Les auteurs les plus cités

Les articles de la revue Criminologie citent un total de 18 804 articles ainsi que 9153 premiers auteurs différents. Le tiers de ces auteurs ne reçoit qu’une seule citation au cours de la période à l’étude et plus de la moitié (55 %) n’est citée que trois fois ou moins. Le Tableau 1 présente les neuf auteurs qui se distinguent par leur grand nombre de citations (plus de 40[9]). Les trois premières lignes présentent le nombre de citations reçues pour chacun de ces auteurs (excluant les autocitations) et le nombre d’auteurs ou d’articles différents qui ont cité ces auteurs marquants. Les autres lignes du tableau présentent la distribution des auteurs influents en fonction des caractéristiques des articles qui les citent. Par exemple, on constate que 22 % des citations à Marc Le Blanc proviennent de travaux non empiriques, 3 % de recherches qualitatives et 75 % de recherches quantitatives. Ces distributions peuvent être comparées à celles des autres auteurs influents ou encore à l’ensemble des auteurs cités dans la revue Criminologie (dernière colonne). Pour les différentes thématiques de recherche, le total des lignes dépasse 100 % parce que 30 % des articles portaient sur plus d’une thématique. Chaque ligne de thématique de recherche indique donc, pour chaque auteur, la proportion des articles qui l’ont cité qui portait sur cette thématique. Dans le cas de Marc Le Blanc, par exemple, 68 % des articles le citant portaient sur les jeunes.

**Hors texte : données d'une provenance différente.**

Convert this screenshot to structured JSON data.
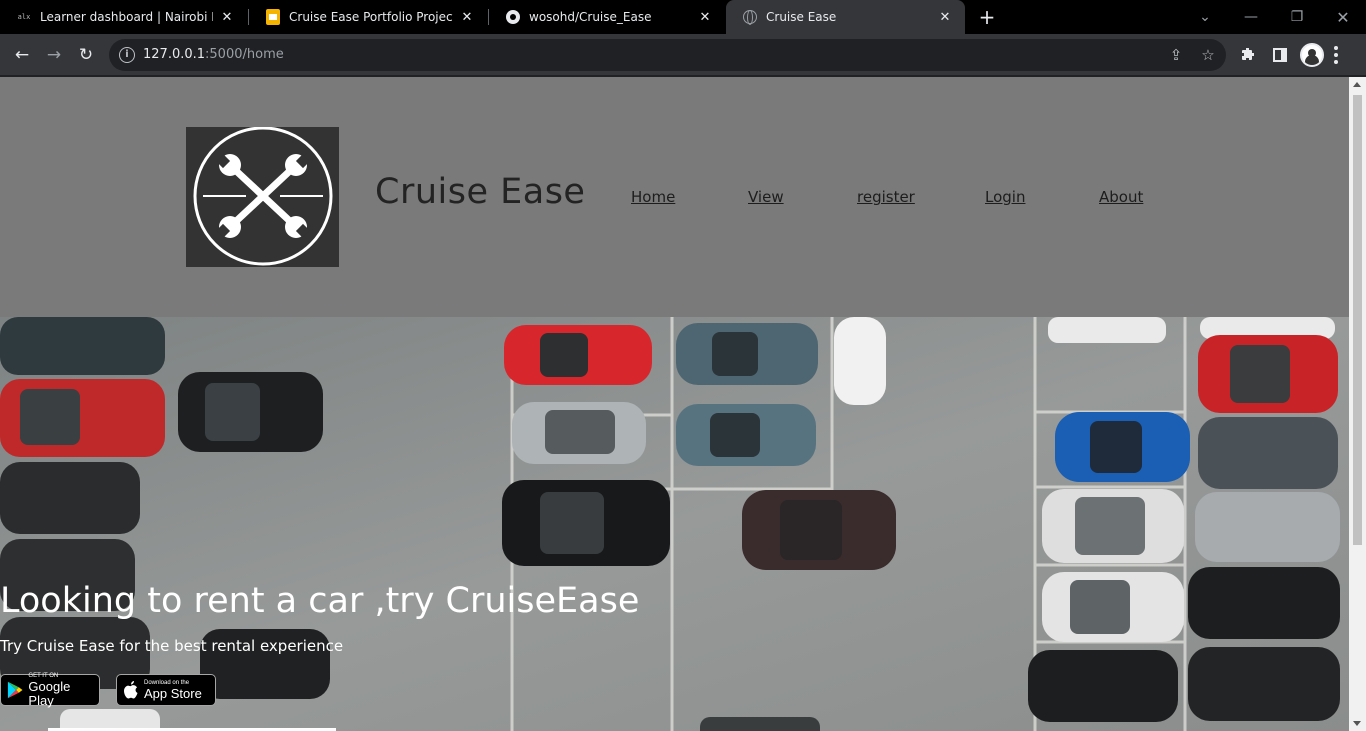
{
  "browser": {
    "tabs": [
      {
        "title": "Learner dashboard | Nairobi Intr",
        "favicon": "alx-icon",
        "active": false
      },
      {
        "title": "Cruise Ease Portfolio Project Pre",
        "favicon": "slides-icon",
        "active": false
      },
      {
        "title": "wosohd/Cruise_Ease",
        "favicon": "github-icon",
        "active": false
      },
      {
        "title": "Cruise Ease",
        "favicon": "globe-icon",
        "active": true
      }
    ],
    "favicon_text": "alx",
    "url_host": "127.0.0.1",
    "url_rest": ":5000/home"
  },
  "site": {
    "brand": "Cruise Ease",
    "nav": [
      "Home",
      "View",
      "register",
      "Login",
      "About"
    ],
    "hero_title": "Looking to rent a car ,try CruiseEase",
    "hero_subtitle": "Try Cruise Ease for the best rental experience",
    "google_play": {
      "small": "GET IT ON",
      "big": "Google Play"
    },
    "app_store": {
      "small": "Download on the",
      "big": "App Store"
    }
  },
  "colors": {
    "header_bg": "#7a7a7a",
    "logo_bg": "#333333",
    "hero_text": "#ffffff"
  }
}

Quatre auteurs influents ont été des professeurs qui ont marqué la criminologie québécoise francophone et qui, à une époque de leur carrière, ont été très impliqués à l’École de criminologie. Ils marquent chacun des champs disciplinaires assez distincts. En effet, les travaux de Marc Le Blanc ont plus particulièrement inspiré les auteurs des articles parus entre 1996-2005 (près de la moitié de ses citations) qui travaillent avec des méthodes quantitatives (75 % de ces citations alors que les articles quantitatifs ne représentent que 31 % du corpus général) et dont les recherches portent sur les jeunes et la délinquance (95 % de ces citations, soit respectivement 68 % et 26 %). Contrairement à plusieurs de ces auteurs plus influents, Le Blanc est cité en bonne partie (près du tiers de ses citations) pour des textes autres que des articles et des livres. On trouve notamment un certain nombre de ces citations qui réfèrent à des rapports ou encore à des instruments de mesure comme le MASPAQ.

Tableau 1

Distribution des auteurs les plus cités selon les caractéristiques des articles qui les citent

Distribution des auteurs les plus cités selon les caractéristiques des articles qui les citent

Tableau 1 (suite)

Distribution des auteurs les plus cités selon les caractéristiques des articles qui les citent

Les cellules plus foncées du tableau sont celles pour lesquelles le test du Chi-deux s’est avéré significatif (p ≤ 0,05).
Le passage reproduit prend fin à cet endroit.